The teams building this way are fewer, and they tend to come from a field robotics background rather than from language and vision. FieldAI, started by veterans of NASA's Jet Propulsion Laboratory, Google DeepMind and the DARPA robotics challenges, combines Bayesian methods with modern machine learning in its Field Foundation Models, which have been deployed on hundreds of sites across Europe, Asia and North America.
Waymo has made the same architectural bet in autonomous driving. It has researched pure end-to-end models like EMMA, but its deployed Waymo Foundation Model keeps a structured design with interpretable parts and a Bayesian treatment of uncertainty, so its decisions can be checked and verified across millions of driverless miles on public roads.

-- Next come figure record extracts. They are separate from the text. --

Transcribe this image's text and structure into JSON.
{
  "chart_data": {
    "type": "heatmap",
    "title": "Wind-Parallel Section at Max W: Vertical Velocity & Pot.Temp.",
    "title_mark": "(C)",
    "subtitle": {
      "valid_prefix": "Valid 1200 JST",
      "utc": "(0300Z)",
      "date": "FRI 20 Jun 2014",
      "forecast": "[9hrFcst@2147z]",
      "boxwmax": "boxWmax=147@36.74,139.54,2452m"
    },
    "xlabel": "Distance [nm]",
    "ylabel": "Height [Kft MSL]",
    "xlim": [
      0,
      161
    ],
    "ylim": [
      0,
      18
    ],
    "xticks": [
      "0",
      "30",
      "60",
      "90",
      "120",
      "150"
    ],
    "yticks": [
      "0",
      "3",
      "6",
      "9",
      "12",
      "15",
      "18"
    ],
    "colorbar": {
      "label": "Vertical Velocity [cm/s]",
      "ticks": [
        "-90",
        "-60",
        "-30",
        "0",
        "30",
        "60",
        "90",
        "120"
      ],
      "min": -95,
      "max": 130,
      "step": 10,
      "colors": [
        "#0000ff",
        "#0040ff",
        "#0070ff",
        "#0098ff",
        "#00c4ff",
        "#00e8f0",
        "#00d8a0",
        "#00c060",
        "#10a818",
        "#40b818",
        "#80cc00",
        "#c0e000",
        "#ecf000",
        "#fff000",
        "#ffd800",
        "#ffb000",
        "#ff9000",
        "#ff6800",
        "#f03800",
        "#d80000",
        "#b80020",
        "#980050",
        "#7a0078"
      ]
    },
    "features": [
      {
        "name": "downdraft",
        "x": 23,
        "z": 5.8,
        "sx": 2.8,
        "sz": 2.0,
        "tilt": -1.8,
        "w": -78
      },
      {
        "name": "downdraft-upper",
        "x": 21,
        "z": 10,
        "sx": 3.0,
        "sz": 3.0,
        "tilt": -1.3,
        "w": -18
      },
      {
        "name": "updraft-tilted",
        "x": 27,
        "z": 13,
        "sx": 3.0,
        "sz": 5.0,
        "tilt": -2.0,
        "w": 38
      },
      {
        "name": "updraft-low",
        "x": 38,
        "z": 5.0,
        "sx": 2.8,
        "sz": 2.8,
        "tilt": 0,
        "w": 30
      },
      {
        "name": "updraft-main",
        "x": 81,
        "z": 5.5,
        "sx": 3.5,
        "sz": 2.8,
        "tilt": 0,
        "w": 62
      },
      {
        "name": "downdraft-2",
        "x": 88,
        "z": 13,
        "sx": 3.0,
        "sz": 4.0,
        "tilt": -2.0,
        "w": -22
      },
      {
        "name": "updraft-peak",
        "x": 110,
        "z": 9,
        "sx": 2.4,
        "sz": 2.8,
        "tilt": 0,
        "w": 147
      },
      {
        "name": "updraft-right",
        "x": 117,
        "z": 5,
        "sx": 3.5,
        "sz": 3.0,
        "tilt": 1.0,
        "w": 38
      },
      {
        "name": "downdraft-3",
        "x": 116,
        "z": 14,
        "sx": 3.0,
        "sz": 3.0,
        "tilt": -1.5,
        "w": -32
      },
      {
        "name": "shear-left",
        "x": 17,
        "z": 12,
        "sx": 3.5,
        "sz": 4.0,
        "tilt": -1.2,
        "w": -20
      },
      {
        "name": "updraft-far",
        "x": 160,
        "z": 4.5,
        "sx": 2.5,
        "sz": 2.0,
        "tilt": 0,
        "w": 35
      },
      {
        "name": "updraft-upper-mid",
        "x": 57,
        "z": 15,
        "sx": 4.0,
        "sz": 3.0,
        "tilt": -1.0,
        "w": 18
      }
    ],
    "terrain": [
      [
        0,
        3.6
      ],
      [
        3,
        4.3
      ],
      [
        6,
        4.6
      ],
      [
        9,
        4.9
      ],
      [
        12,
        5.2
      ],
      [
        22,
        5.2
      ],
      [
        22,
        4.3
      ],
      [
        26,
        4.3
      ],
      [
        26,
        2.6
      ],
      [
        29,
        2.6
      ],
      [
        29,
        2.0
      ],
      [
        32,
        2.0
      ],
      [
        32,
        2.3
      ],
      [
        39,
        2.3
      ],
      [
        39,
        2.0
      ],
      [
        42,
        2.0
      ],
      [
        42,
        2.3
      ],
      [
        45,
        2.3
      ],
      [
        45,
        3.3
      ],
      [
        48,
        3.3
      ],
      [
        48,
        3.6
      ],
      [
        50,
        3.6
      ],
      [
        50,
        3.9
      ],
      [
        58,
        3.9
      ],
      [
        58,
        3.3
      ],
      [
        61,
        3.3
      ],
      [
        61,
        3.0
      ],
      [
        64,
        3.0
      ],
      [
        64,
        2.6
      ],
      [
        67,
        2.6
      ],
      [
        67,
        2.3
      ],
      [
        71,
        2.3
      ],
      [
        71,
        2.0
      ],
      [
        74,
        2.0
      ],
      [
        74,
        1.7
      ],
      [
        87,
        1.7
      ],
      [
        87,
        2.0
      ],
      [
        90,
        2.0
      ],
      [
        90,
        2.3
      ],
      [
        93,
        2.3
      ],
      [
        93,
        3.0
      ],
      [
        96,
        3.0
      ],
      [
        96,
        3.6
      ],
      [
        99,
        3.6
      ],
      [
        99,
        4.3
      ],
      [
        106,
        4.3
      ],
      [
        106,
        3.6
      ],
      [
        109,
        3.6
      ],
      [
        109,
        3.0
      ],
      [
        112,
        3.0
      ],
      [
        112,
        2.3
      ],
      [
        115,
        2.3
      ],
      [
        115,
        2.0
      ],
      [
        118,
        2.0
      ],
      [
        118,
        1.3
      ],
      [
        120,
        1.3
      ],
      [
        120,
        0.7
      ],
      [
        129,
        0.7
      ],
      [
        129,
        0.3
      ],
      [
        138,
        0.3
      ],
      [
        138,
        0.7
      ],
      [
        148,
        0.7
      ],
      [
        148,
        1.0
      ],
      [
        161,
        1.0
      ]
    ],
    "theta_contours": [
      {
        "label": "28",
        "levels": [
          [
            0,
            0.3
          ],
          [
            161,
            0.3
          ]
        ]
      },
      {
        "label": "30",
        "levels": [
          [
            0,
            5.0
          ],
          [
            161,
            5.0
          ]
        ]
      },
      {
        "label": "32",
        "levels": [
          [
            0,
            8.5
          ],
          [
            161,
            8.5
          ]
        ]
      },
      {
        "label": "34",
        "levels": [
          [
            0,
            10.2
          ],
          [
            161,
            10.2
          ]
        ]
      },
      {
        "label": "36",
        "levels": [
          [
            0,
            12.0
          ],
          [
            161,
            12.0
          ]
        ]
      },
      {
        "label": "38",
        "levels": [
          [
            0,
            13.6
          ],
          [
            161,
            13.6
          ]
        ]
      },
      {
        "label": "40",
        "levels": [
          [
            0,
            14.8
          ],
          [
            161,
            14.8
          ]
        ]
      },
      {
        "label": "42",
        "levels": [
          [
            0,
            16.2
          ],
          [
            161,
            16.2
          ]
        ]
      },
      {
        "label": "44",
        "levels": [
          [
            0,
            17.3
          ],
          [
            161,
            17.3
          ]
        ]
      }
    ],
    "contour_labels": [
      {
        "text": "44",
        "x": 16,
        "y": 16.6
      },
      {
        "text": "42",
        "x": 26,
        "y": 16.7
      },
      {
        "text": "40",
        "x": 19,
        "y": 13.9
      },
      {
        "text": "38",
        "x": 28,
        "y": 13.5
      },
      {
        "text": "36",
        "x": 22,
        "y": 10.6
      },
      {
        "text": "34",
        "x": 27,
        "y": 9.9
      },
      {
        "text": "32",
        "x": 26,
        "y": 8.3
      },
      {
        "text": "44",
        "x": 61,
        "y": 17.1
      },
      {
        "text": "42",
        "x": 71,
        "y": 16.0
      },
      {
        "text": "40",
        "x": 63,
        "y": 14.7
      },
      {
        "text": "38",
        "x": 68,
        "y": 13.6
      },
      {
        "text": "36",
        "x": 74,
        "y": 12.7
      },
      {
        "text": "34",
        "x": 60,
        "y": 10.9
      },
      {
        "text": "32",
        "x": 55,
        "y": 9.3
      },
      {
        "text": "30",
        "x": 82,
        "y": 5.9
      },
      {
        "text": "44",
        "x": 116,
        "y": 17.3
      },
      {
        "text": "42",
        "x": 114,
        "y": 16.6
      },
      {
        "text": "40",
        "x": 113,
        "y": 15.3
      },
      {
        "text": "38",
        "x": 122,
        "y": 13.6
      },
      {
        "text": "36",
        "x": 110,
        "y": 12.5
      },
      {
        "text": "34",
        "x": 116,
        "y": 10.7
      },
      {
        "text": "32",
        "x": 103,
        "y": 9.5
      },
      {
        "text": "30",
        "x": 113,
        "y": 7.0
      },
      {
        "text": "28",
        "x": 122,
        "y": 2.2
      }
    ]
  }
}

The central premise is that the physical world calls for a fundamentally different approach than the digital one, and that more data alone will not get you there. Large language models train on trillions of tokens and still hallucinate. Unlike a chatbot, a robot that hallucinates can do real physical harm.
Bringing AI to the physical world is a much harder architectural problem, one that demands the deepest research and mathematical rigour. The system needs to be grounded in physics, quantify its own uncertainty and act on that uncertainty, gathering more information when it needs to and pulling back when the risk is too high. Picture a robot on a worksite when dust kicks up and obscures the view ahead. A system that understands uncertainty slows down and waits for the air to clear before moving forward, the way a careful person would.
The result is a data-efficient and resilient system that understands how the world works and knows what it doesn’t know. It can adapt to dynamic, unstructured conditions it never encountered in training. And because it assumes nothing about a site, it can be dropped somewhere new, with no prior information or supporting infrastructure, and start working the way a new hire would on their first day.
The approach gives customers a level of operational intelligence which sees robots complete long tasks from start to finish, sequence many actions in order and coordinate multiple robots working together. The individual skills still matter, but they are designed around the constraints and imperfections of real world operations from day one rather than adapted later.
Why this matters commercially for robotics companies
My instinct is that operational data compounds in ways synthetic benchmarks and controlled demos don't, and that the organisational know-how you build getting robots to run where they weren't designed to is genuinely hard to replicate from a lab.
An architecture-first system that can deal with uncertainty and adapt to surprises can be put to work now, in real conditions, which is why the teams building this way tend to have more commercial traction.
It also meets customers’ need for operational intelligence that adds value to their existing workflows. And every deployment generates operational data, one of the most scarce and valuable resources in physical AI.
It’s ironic that the approach that needs the least data to get started ends up with the largest amount of high-quality data, the kind with the diversity of conditions and edge cases that only surface in the field. What looks like a head start in architecture is really a head start in deployments and a self-reinforcing data flywheel.
Physical AI is often described as a race. It’s still an open question who the ultimate winners will be, and I won't pretend to know how it resolves. But I know which way the evidence on the ground is pointing.